BLM Bloodlines Explain Lack of Horse Sense




A couple weeks ago, I walked into conversational ambush with a new retiree from the Bureau of Land Management, but it turned out okay. Because we met during a social occasion and the spirit of retirement was upon him, this man talked openly and I was reminded why I got along with BLM staffers years ago when we met for coffee and biscuits at Bruno's cafe, in sight of the Calico Mountains where we'd work at cross-purposes. 


Dinner was about to be served when he turned away, and then turned back to me, palms up.
 “You’ve got to realize, for the last hundred or so years, BLM’s had to measure every decision against the Taylor Grazing Act.”  


Of course I’d heard of the Taylor Grazing Act. It had something to do with cows being sovereign over wild horses and wild life on public lands, but I didn’t see it as that influential in BLM actions.  Wrong.


Everything that touches the lives of wild horses is part of my work in progress, a non-fiction book about mustangs, so I pursued this tip. I'm passing on what I learned, because just as a horse’s bloodlines can reveal his ancestors’ strengths and weaknesses, so can the bloodlines of government bureaus.  
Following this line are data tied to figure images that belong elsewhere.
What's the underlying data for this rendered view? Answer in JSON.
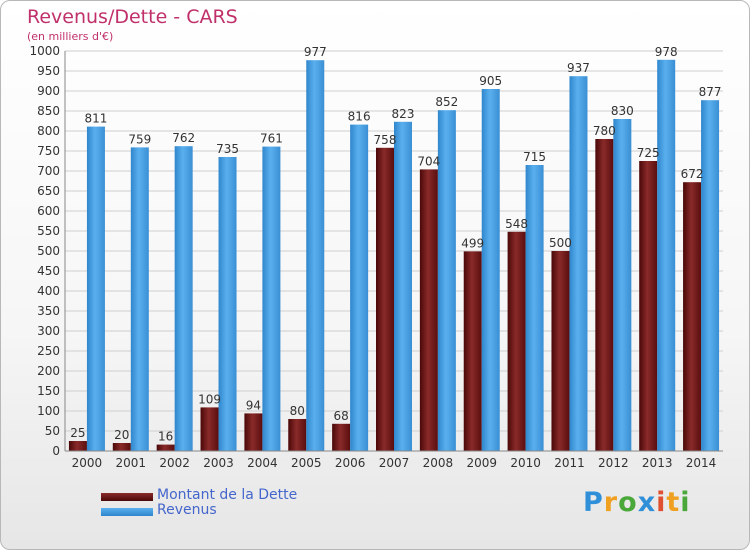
{
  "chart_data": {
    "type": "bar",
    "title": "Revenus/Dette - CARS",
    "subtitle": "(en milliers d'€)",
    "categories": [
      "2000",
      "2001",
      "2002",
      "2003",
      "2004",
      "2005",
      "2006",
      "2007",
      "2008",
      "2009",
      "2010",
      "2011",
      "2012",
      "2013",
      "2014"
    ],
    "series": [
      {
        "name": "Montant de la Dette",
        "color": "#7a1c1c",
        "values": [
          25,
          20,
          16,
          109,
          94,
          80,
          68,
          758,
          704,
          499,
          548,
          500,
          780,
          725,
          672
        ]
      },
      {
        "name": "Revenus",
        "color": "#3f9be0",
        "values": [
          811,
          759,
          762,
          735,
          761,
          977,
          816,
          823,
          852,
          905,
          715,
          937,
          830,
          978,
          877
        ]
      }
    ],
    "ylim": [
      0,
      1000
    ],
    "ytick_step": 50,
    "grid": true,
    "legend_position": "bottom-left"
  },
  "logo": {
    "letters": [
      {
        "ch": "P",
        "color": "#2f8fd8"
      },
      {
        "ch": "r",
        "color": "#f0a020"
      },
      {
        "ch": "o",
        "color": "#4aa83a"
      },
      {
        "ch": "x",
        "color": "#2f8fd8"
      },
      {
        "ch": "i",
        "color": "#e05030"
      },
      {
        "ch": "t",
        "color": "#f0a020"
      },
      {
        "ch": "i",
        "color": "#4aa83a"
      }
    ]
  }
}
In 1946, two Federal agencies merged and gave birth to the Bureau of Land Management.


Sire: General Land Office, the agency that surveyed and sold off the West’s public lands at such a speedy and profitable rate, it spawned the expression “doing a Land Office business.” 


Dam: U.S. Grazing Service, enforcer of the Taylor Grazing Act which “stops injury to the public grazing lands by preventing overgrazing and soil deterioration; to provide for their orderly use, improvement, and development to stabilize the livestock industry dependent upon the public range.” 


By GLO, out of USGS, what do you get?  

There could be room for hope. But BLM's hidden talents haven't shown themselves, lately.

For those of us watching BLM's mistreatment of wild horses, it's hard to see the agency as anything more than an a coddler of cattlemen and hawker of America's wild lands.

If BLM won’t fess up to it’s real plans for America’s wild horses, the public is left to fall back on an old expression that’s doubly true: blood will tell.